All data on exposure and outcome in this study were obtained from the IEU website.1 All the data used have been published in public databases and do not require additional ethical approval. The MR analysis we conducted used single nucleotide polymorphisms (SNPs) related to metabolites as exposure factors and PCOS as the outcome. Metabolite data were from the article by Karjalainen et al. (13), and PCOS data were from the EBI database (ID: ebi-a-GCST90044902).

1.3 Selection of instrumental variables

To fulfill the first assumption of MR, SNPs closely related to the exposure factor were selected (p < 5.0 × 10−8, r2 = 0.001, genetic distance = 10,000 kb). To fulfill the second assumption of MR, we queried the Phenoscanner database2 to ensure that the selected SNPs were not related to known confounding factors. Finally, the F-statistic was calculated to assess whether there was weak instrument bias in the selected instrumental variables (14). An F > 10 indicates no weak instrument bias, further supporting the association assumption. The formula for calculating F is: F = [R2/(1 − R2)] × [(N − K −1)/K], where N is the sample size of the exposure factor, K is the number of instrumental variables, and R2 is the proportion of variation in the exposure factor explained by the instrumental variables (15).

1.4 Mendelian randomization analysis

All MR analyses in this study were conducted using the “TwoSampleMR,” “MendelianRandomization,” and “ggplot2” packages in R language (4.3.3). The inverse variance weighted method (IVW) was used as the primary analysis method, and the weighted median, MR-Egger regression, simple model, and weighted model were used as auxiliary analysis methods.

1.5 Sensitivity analysis

The Cochrane Q value and MR-Egger intercept were used to assess heterogeneity and horizontal pleiotropy, respectively (16).
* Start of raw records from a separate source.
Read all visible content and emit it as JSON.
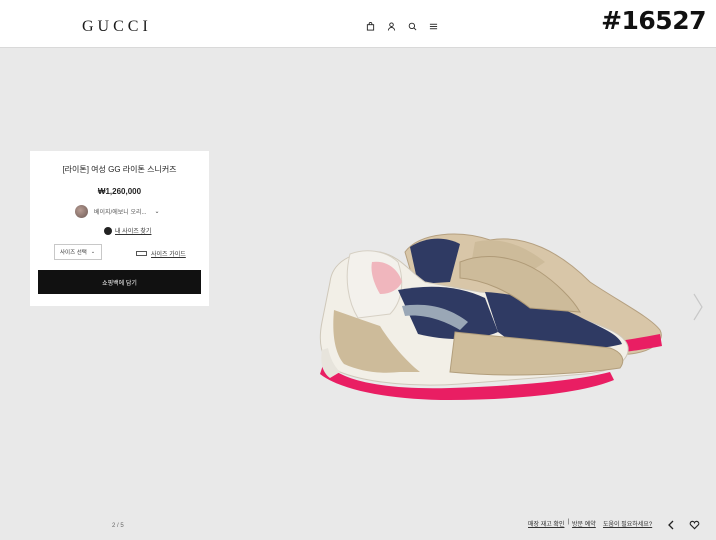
{
  "header": {
    "logo": "GUCCI",
    "icons": [
      "shopping-bag-icon",
      "user-icon",
      "search-icon",
      "menu-icon"
    ]
  },
  "overlay": {
    "code": "#16527"
  },
  "product": {
    "title": "[라이톤] 여성 GG 라이톤 스니커즈",
    "price": "₩1,260,000",
    "color_label": "베이지/에보니 오리...",
    "size_finder_label": "내 사이즈 찾기",
    "size_select_label": "사이즈 선택",
    "size_guide_label": "사이즈 가이드",
    "add_to_cart_label": "쇼핑백에 담기"
  },
  "gallery": {
    "pager": "2 / 5"
  },
  "footer": {
    "store_stock_label": "매장 재고 확인",
    "separator": "|",
    "visit_booking_label": "방문 예약",
    "help_label": "도움이 필요하세요?"
  },
  "colors": {
    "background": "#e9e9e9",
    "panel": "#ffffff",
    "button": "#111111",
    "sole_accent": "#e91e63"
  }
}
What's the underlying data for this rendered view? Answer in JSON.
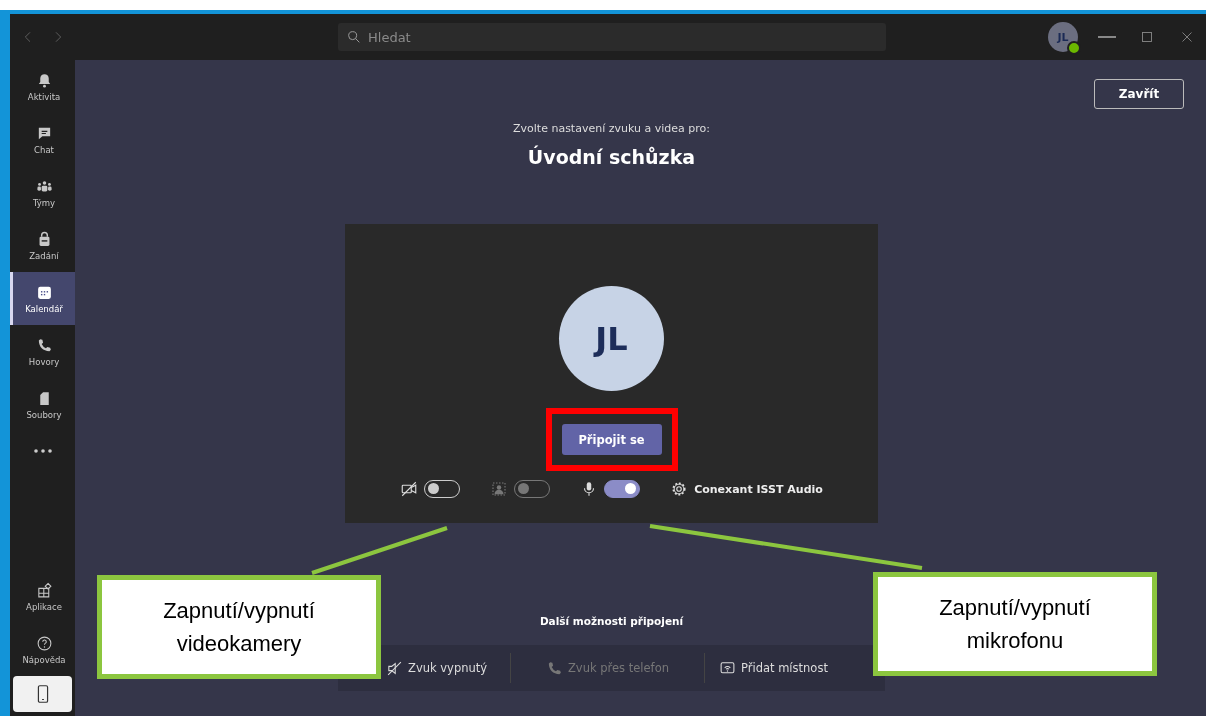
{
  "title_bar": {
    "search": {
      "placeholder": "Hledat"
    },
    "avatar": {
      "initials": "JL"
    }
  },
  "sidebar": {
    "items": [
      {
        "label": "Aktivita",
        "selected": false
      },
      {
        "label": "Chat",
        "selected": false
      },
      {
        "label": "Týmy",
        "selected": false
      },
      {
        "label": "Zadání",
        "selected": false
      },
      {
        "label": "Kalendář",
        "selected": true
      },
      {
        "label": "Hovory",
        "selected": false
      },
      {
        "label": "Soubory",
        "selected": false
      }
    ],
    "bottom_items": [
      {
        "label": "Aplikace"
      },
      {
        "label": "Nápověda"
      }
    ]
  },
  "main": {
    "close_button": "Zavřít",
    "subtitle": "Zvolte nastavení zvuku a videa pro:",
    "title": "Úvodní schůzka",
    "preview": {
      "initials": "JL",
      "join_button": "Připojit se",
      "controls": [
        {
          "kind": "video",
          "on": false,
          "disabled": false
        },
        {
          "kind": "background",
          "on": false,
          "disabled": true
        },
        {
          "kind": "mic",
          "on": true,
          "disabled": false
        }
      ],
      "device": "Conexant ISST Audio"
    },
    "more_options": {
      "title": "Další možnosti připojení",
      "options": [
        {
          "label": "Zvuk vypnutý",
          "disabled": false
        },
        {
          "label": "Zvuk přes telefon",
          "disabled": true
        },
        {
          "label": "Přidat místnost",
          "disabled": false
        }
      ]
    }
  },
  "annotations": [
    {
      "text": "Zapnutí/vypnutí videokamery"
    },
    {
      "text": "Zapnutí/vypnutí mikrofonu"
    }
  ]
}
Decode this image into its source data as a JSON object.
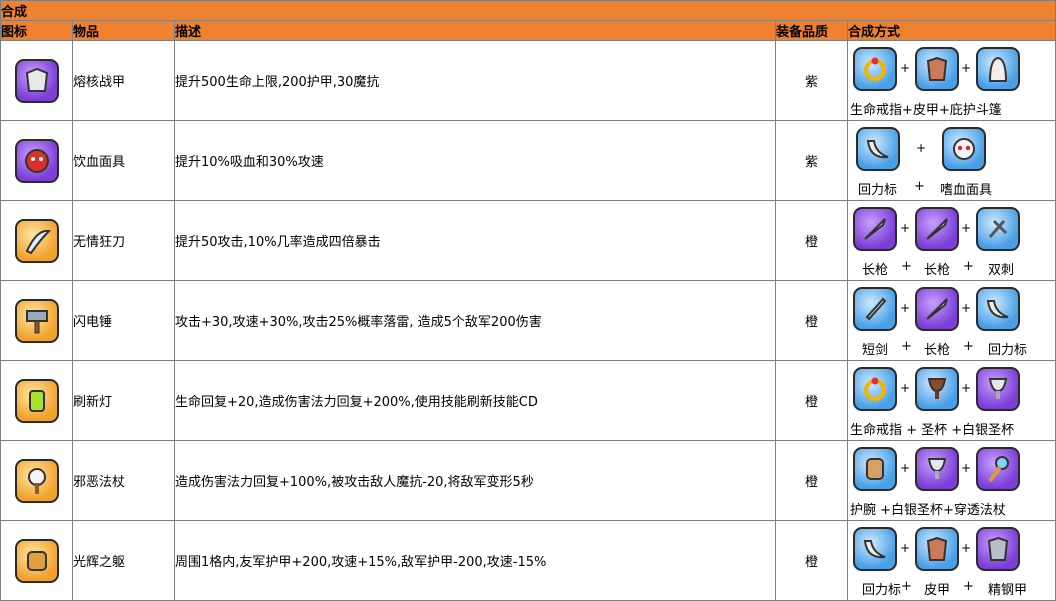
{
  "sheet": {
    "title": "合成",
    "headers": {
      "icon": "图标",
      "item": "物品",
      "desc": "描述",
      "quality": "装备品质",
      "recipe": "合成方式"
    }
  },
  "rows": [
    {
      "icon_name": "molten-armor-icon",
      "color": "purple",
      "name": "熔核战甲",
      "desc": "提升500生命上限,200护甲,30魔抗",
      "quality": "紫",
      "recipe_icons": [
        "ring-of-life-icon",
        "leather-armor-icon",
        "protective-cloak-icon"
      ],
      "recipe_text": [
        "生命戒指+皮甲+庇护斗篷"
      ]
    },
    {
      "icon_name": "blood-mask-icon",
      "color": "purple",
      "name": "饮血面具",
      "desc": "提升10%吸血和30%攻速",
      "quality": "紫",
      "recipe_icons": [
        "boomerang-icon",
        "bloodthirst-mask-icon"
      ],
      "recipe_text": [
        "回力标",
        "+",
        "嗜血面具"
      ]
    },
    {
      "icon_name": "ruthless-blade-icon",
      "color": "orange",
      "name": "无情狂刀",
      "desc": "提升50攻击,10%几率造成四倍暴击",
      "quality": "橙",
      "recipe_icons": [
        "spear-icon",
        "spear-icon",
        "double-thorn-icon"
      ],
      "recipe_text": [
        "长枪",
        "+",
        "长枪",
        "+",
        "双刺"
      ]
    },
    {
      "icon_name": "lightning-hammer-icon",
      "color": "orange",
      "name": "闪电锤",
      "desc": "攻击+30,攻速+30%,攻击25%概率落雷, 造成5个敌军200伤害",
      "quality": "橙",
      "recipe_icons": [
        "short-sword-icon",
        "spear-icon",
        "boomerang-icon"
      ],
      "recipe_text": [
        "短剑",
        "+",
        "长枪",
        "+",
        "回力标"
      ]
    },
    {
      "icon_name": "refresh-lamp-icon",
      "color": "orange",
      "name": "刷新灯",
      "desc": "生命回复+20,造成伤害法力回复+200%,使用技能刷新技能CD",
      "quality": "橙",
      "recipe_icons": [
        "ring-of-life-icon",
        "holy-cup-icon",
        "silver-grail-icon"
      ],
      "recipe_text": [
        "生命戒指 + 圣杯 +白银圣杯"
      ]
    },
    {
      "icon_name": "evil-staff-icon",
      "color": "orange",
      "name": "邪恶法杖",
      "desc": "造成伤害法力回复+100%,被攻击敌人魔抗-20,将敌军变形5秒",
      "quality": "橙",
      "recipe_icons": [
        "bracer-icon",
        "silver-grail-icon",
        "piercing-staff-icon"
      ],
      "recipe_text": [
        "护腕 +白银圣杯+穿透法杖"
      ]
    },
    {
      "icon_name": "radiant-body-icon",
      "color": "orange",
      "name": "光辉之躯",
      "desc": "周围1格内,友军护甲+200,攻速+15%,敌军护甲-200,攻速-15%",
      "quality": "橙",
      "recipe_icons": [
        "boomerang-icon",
        "leather-armor-icon",
        "fine-steel-armor-icon"
      ],
      "recipe_text": [
        "回力标",
        "+",
        "皮甲",
        "+",
        "精钢甲"
      ]
    }
  ],
  "plus_sign": "+",
  "colors": {
    "header": "#f0822f",
    "grid": "#7f7f7f"
  }
}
Leave-one-out analysis was used to detect whether the association between exposure and outcome was mainly influenced by a single SNP. Sensitivity analysis was visualized using scatter plots, funnel plots, and forest plots to demonstrate the robustness of the MR study. The odds ratio and its 95% confidence interval were used to quantitatively assess the potential causal relationship between the exposure factor and the outcome. All statistical tests were two-tailed, and p < 0.05 was considered statistically significant. The study results were reported in accordance with the STROBE-MR guidelines (17).

1.6 Experimental verification

1.6.1 Materials

KGN human ovarian granulosa cell line (OriCell, Catalog No. H6-1301), fetal bovine serum (FBS), DMEM high glucose medium, 1% penicillin/streptomycin solution. HDAC3-specific inhibitor RGFP966 (MCE, Catalog No. HY-13909), 3-Hydroxybutyrate (MCE, Catalog No. HY-113378). Human Testosterone, T ELISA Kit (cusabio, Catalog No. CSB-E05099h), Human Estradiol, E2 ELISA Kit (cusabio, Catalog No. CSB-E05108h), SYBR qPCR SuperMix Plus (novoprotein, Catalog No. E096-01A), Plus All-in-one 1st Strand cDNA Synthesis SuperMix (novoprotein, Catalog No. E047-01B).

1.6.2 Cell culture

Culture conditions: Cells were cultured in DMEM/F12 medium containing 10% fetal bovine serum (FBS) and 1% penicillin/streptomycin at 37 °C in a 5% CO₂ incubator. After the cells reached 80–90% confluence, they were divided into different treatment groups for processing.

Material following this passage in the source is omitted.